Suzane von Richthofen deve ficar com a herança de R$ 5 milhões de seu tio por falta de testamento, diz O Globo

O cenário jurídico envolvendo a milionária herança deixada por Miguel Abdalla Netto, tio de Suzane von Richthofen, ganhou novos contornos após a confirmação de que o médico aposentado não deixou um testamento válido antes de sua morte em janeiro deste ano.

O corpo de Miguel, de 76 anos, foi encontrado dentro de sua residência no bairro do Campo Belo, na zona sul de São Paulo, no dia 9 de janeiro. Autoridades locais trabalham com a hipótese de morte natural, mas o laudo definitivo ainda depende de exames periciais complementares.

Com a ausência de um documento testamentário, a divisão dos bens passa a ser regulada pelas regras de sucessão previstas no Código Civil brasileiro, o que automaticamente coloca parentes legais na linha de herdeiros legítimos.

Miguel não deixou cônjuge, filhos, irmãos ou pais vivos — categorias que, pela legislação, têm prioridade na ordem sucessória. Diante disso, sobrinhos e demais parentes colaterais tornam-se potenciais herdeiros.

Nesse contexto, Suzane von Richthofen, de 42 anos e atualmente em regime aberto de cumprimento de pena, figura entre os possíveis beneficiários da herança estimada em cerca de R$ 5 milhões.

O patrimônio deixado por Miguel inclui múltiplos imóveis, aplicações financeiras e um sítio no litoral paulista, conforme apurado por registros públicos e fontes jurídicas consultadas.

A presença de Suzane na disputa tem gerado repercussão nacional, em parte devido ao seu histórico criminal: ela foi condenada a 39 anos de prisão pelo assassinato de seus pais em 2002.

Especialistas em direito sucessório entrevistados afirmam que o histórico judicial da sobrinha não a exclui automaticamente da sucessão, uma vez que não há indícios legais de que tenha cometido crime contra o próprio tio.

Para que Suzane fosse considerada inelegível à herança por indignidade, seria necessário um procedimento judicial específico que comprovasse a prática de crime diretamente contra o falecido, o que não foi registrado no caso de Miguel.

A ausência de um testamento é o principal fator que autorizou o ingresso de Suzane no processo hereditário, destacando a importância de planejamento sucessório para evitar resultados contrários à vontade de quem faleceu.

Outra figura central na disputa é Carmem Silvia Magnani, prima de Miguel, que afirma ter mantido uma união estável com o médico por cerca de 14 anos e busca reconhecimento judicial de seus direitos na partilha dos bens.

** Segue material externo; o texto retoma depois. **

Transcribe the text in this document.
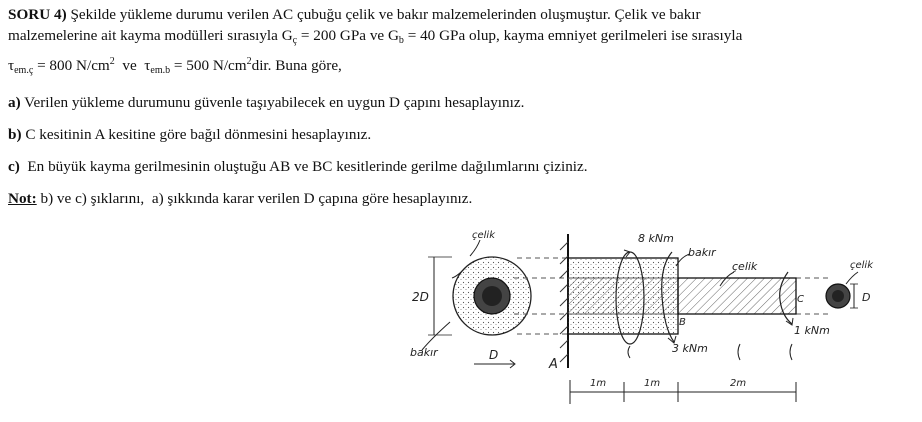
SORU 4) Şekilde yükleme durumu verilen AC çubuğu çelik ve bakır malzemelerinden oluşmuştur. Çelik ve bakır
malzemelerine ait kayma modülleri sırasıyla $G_ç = 200$ GPa ve $G_b = 40$ GPa olup, kayma emniyet gerilmeleri ise sırasıyla
$\tau_{em.ç} = 800$ $N/cm^2$  ve  $\tau_{em.b} = 500$ $N/cm^2dir$. Buna göre,
a) Verilen yükleme durumunu güvenle taşıyabilecek en uygun D çapını hesaplayınız.
b) C kesitinin A kesitine göre bağıl dönmesini hesaplayınız.
c)  En büyük kayma gerilmesinin oluştuğu AB ve BC kesitlerinde gerilme dağılımlarını çiziniz.
Not: b) ve c) şıklarını,  a) şıkkında karar verilen D çapına göre hesaplayınız.
çelik
bakır
2D
D
A
B
C
8 kNm
3 kNm
1 kNm
bakır
çelik	çelik
D
1m	1m	2m
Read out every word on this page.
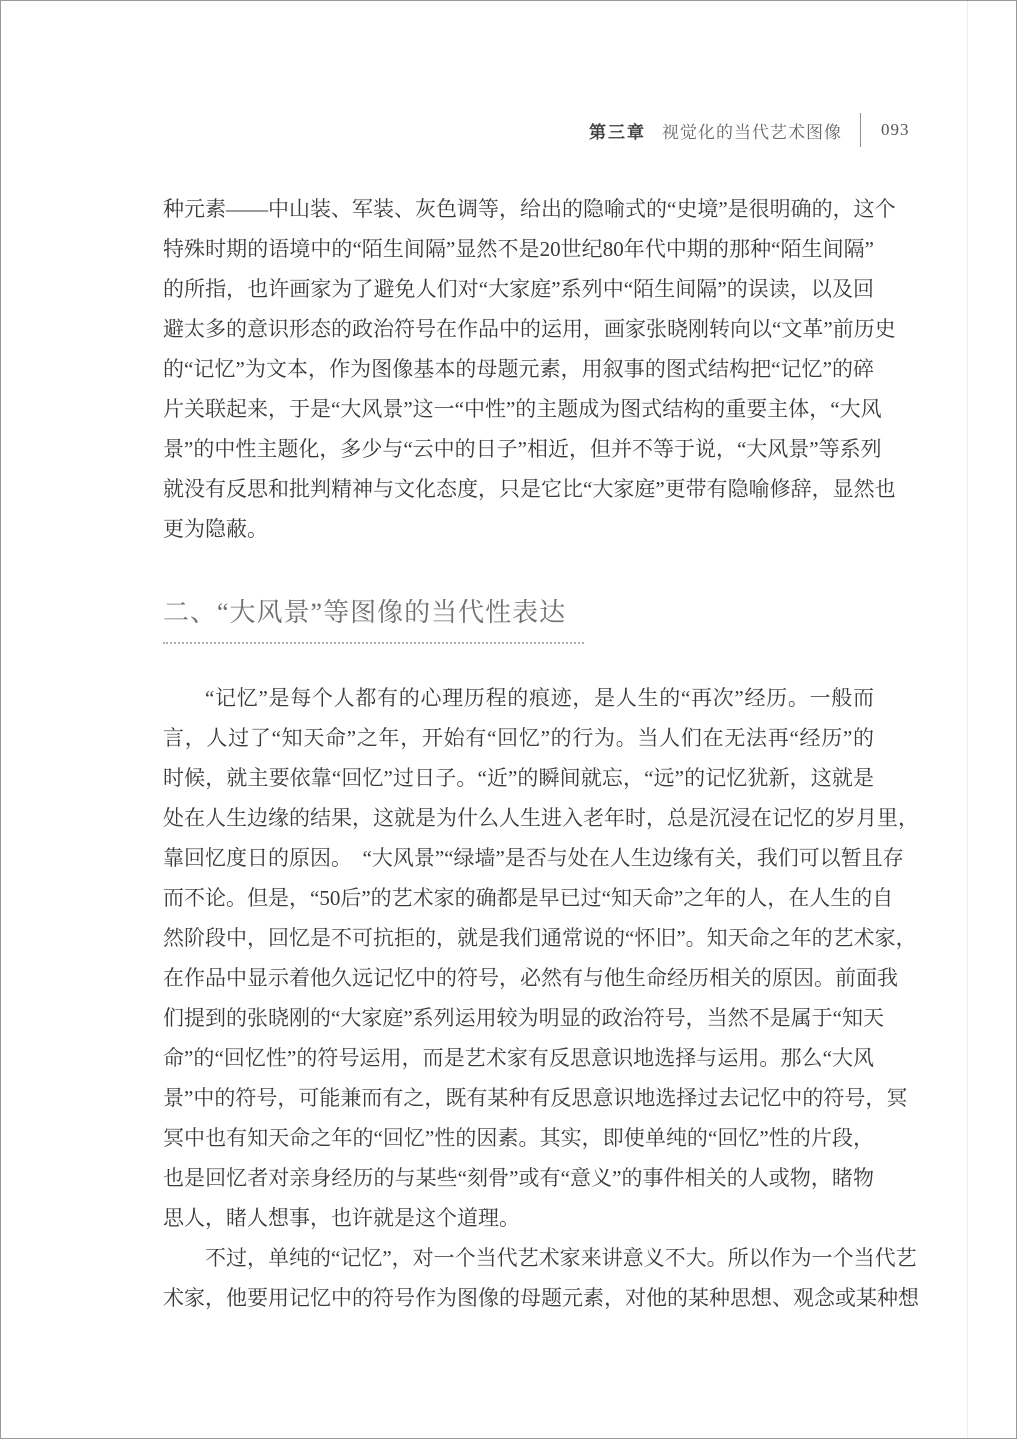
第三章 视觉化的当代艺术图像 093
种元素——中山装、军装、灰色调等，给出的隐喻式的“史境”是很明确的，这个
特殊时期的语境中的“陌生间隔”显然不是20世纪80年代中期的那种“陌生间隔”
的所指，也许画家为了避免人们对“大家庭”系列中“陌生间隔”的误读，以及回
避太多的意识形态的政治符号在作品中的运用，画家张晓刚转向以“文革”前历史
的“记忆”为文本，作为图像基本的母题元素，用叙事的图式结构把“记忆”的碎
片关联起来，于是“大风景”这一“中性”的主题成为图式结构的重要主体，“大风
景”的中性主题化，多少与“云中的日子”相近，但并不等于说，“大风景”等系列
就没有反思和批判精神与文化态度，只是它比“大家庭”更带有隐喻修辞，显然也
更为隐蔽。
二、“大风景”等图像的当代性表达
“记忆”是每个人都有的心理历程的痕迹，是人生的“再次”经历。一般而
言，人过了“知天命”之年，开始有“回忆”的行为。当人们在无法再“经历”的
时候，就主要依靠“回忆”过日子。“近”的瞬间就忘，“远”的记忆犹新，这就是
处在人生边缘的结果，这就是为什么人生进入老年时，总是沉浸在记忆的岁月里，
靠回忆度日的原因。　“大风景”“绿墙”是否与处在人生边缘有关，我们可以暂且存
而不论。但是，“50后”的艺术家的确都是早已过“知天命”之年的人，在人生的自
然阶段中，回忆是不可抗拒的，就是我们通常说的“怀旧”。知天命之年的艺术家，
在作品中显示着他久远记忆中的符号，必然有与他生命经历相关的原因。前面我
们提到的张晓刚的“大家庭”系列运用较为明显的政治符号，当然不是属于“知天
命”的“回忆性”的符号运用，而是艺术家有反思意识地选择与运用。那么“大风
景”中的符号，可能兼而有之，既有某种有反思意识地选择过去记忆中的符号，冥
冥中也有知天命之年的“回忆”性的因素。其实，即使单纯的“回忆”性的片段，
也是回忆者对亲身经历的与某些“刻骨”或有“意义”的事件相关的人或物，睹物
思人，睹人想事，也许就是这个道理。
不过，单纯的“记忆”，对一个当代艺术家来讲意义不大。所以作为一个当代艺
术家，他要用记忆中的符号作为图像的母题元素，对他的某种思想、观念或某种想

Magnani também foi responsável pelo sepultamento de Miguel, após litígio inicial com Suzane pela liberação do corpo em delegacia — episódio que antecipou o embate sucessório.

No campo jurídico, a possível união estável, se reconhecida, ampliaria as chances de Carmem Silvia ter direito à herança ou a parte dela, conforme dispositivos legais específicos.

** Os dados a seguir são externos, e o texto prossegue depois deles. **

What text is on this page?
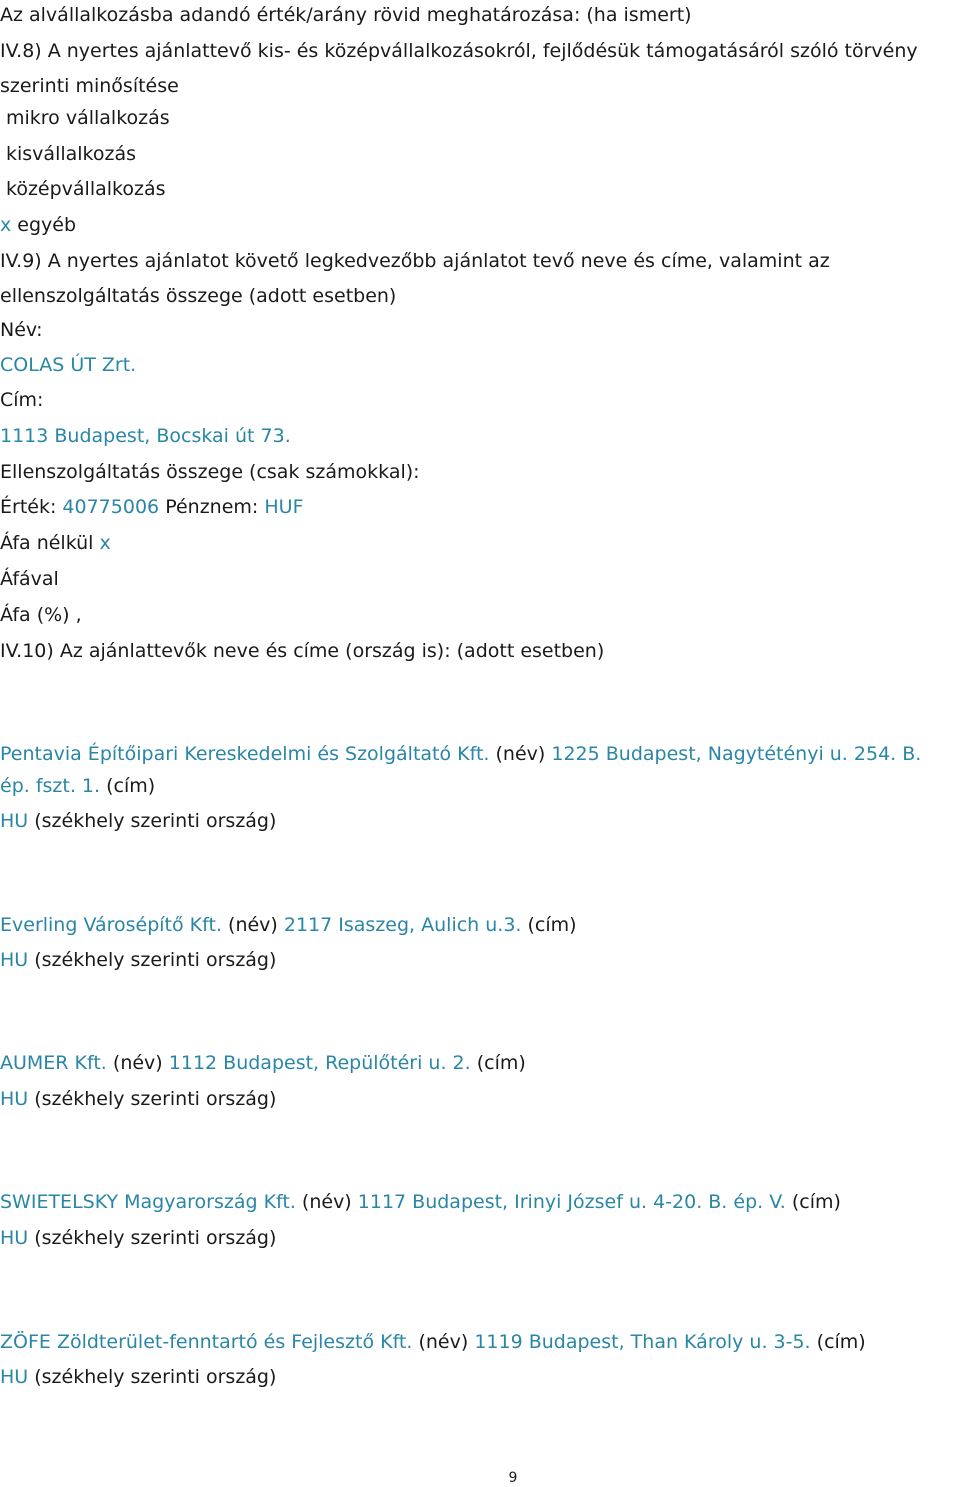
Az alvállalkozásba adandó érték/arány rövid meghatározása: (ha ismert)
IV.8) A nyertes ajánlattevő kis- és középvállalkozásokról, fejlődésük támogatásáról szóló törvény
szerinti minősítése
mikro vállalkozás
kisvállalkozás
középvállalkozás
x egyéb
IV.9) A nyertes ajánlatot követő legkedvezőbb ajánlatot tevő neve és címe, valamint az
ellenszolgáltatás összege (adott esetben)
Név:
COLAS ÚT Zrt.
Cím:
1113 Budapest, Bocskai út 73.
Ellenszolgáltatás összege (csak számokkal):
Érték: 40775006 Pénznem: HUF
Áfa nélkül x
Áfával
Áfa (%) ,
IV.10) Az ajánlattevők neve és címe (ország is): (adott esetben)
Pentavia Építőipari Kereskedelmi és Szolgáltató Kft. (név) 1225 Budapest, Nagytétényi u. 254. B.
ép. fszt. 1. (cím)
HU (székhely szerinti ország)
Everling Városépítő Kft. (név) 2117 Isaszeg, Aulich u.3. (cím)
HU (székhely szerinti ország)
AUMER Kft. (név) 1112 Budapest, Repülőtéri u. 2. (cím)
HU (székhely szerinti ország)
SWIETELSKY Magyarország Kft. (név) 1117 Budapest, Irinyi József u. 4-20. B. ép. V. (cím)
HU (székhely szerinti ország)
ZÖFE Zöldterület-fenntartó és Fejlesztő Kft. (név) 1119 Budapest, Than Károly u. 3-5. (cím)
HU (székhely szerinti ország)
9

Além de Suzane, outro herdeiro de direito é seu irmão, Andreas von Richthofen, que foi tutelado por Miguel durante parte de sua juventude.

Andreas vive atualmente recluso em um sítio no interior paulista e não tem sido localizado com facilidade para participação ativa no processo judicial de inventário.

Advogados consultados destacam que, na ausência de testamento, a partilha segue critérios legais objetivos e que a lei não julga mérito moral ou histórico individual ao distribuir bens.

O debate público em torno da participação de Suzane se intensifica nas redes sociais e na imprensa, refletindo tensões sobre direito sucessório e repercussão social de casos penais emblemáticos.

Do ponto de vista processual, o inventário e a disputa estão sob avaliação do Judiciário paulista, que deverá determinar a ordem de chamamento dos herdeiros e o quinhão a cada um.

Juristas afirmam que, se não houver impugnação válida por parte de outros interessados ou fundamento jurídico consistente para exclusão de um herdeiro, a sucessão legítima seguirá seu curso natural.

O caso evidencia, na prática, como a falta de um testamento pode influenciar profundamente o destino de um patrimônio familiar, mesmo em situações envoltas em controvérsia pública.

Até o momento, não há confirmação pública de que Miguel Abdalla Netto tenha deixado qualquer documento dispor sobre o destino de seus bens, o que fortalece a tramitação do processo com base na lei vigente.

A definição final sobre quem herdará os R$ 5 milhões dependerá das decisões judiciais que ainda estão em curso, incluindo eventuais reconhecimentos de união estável ou impugnações sucessórias formalizadas no processo.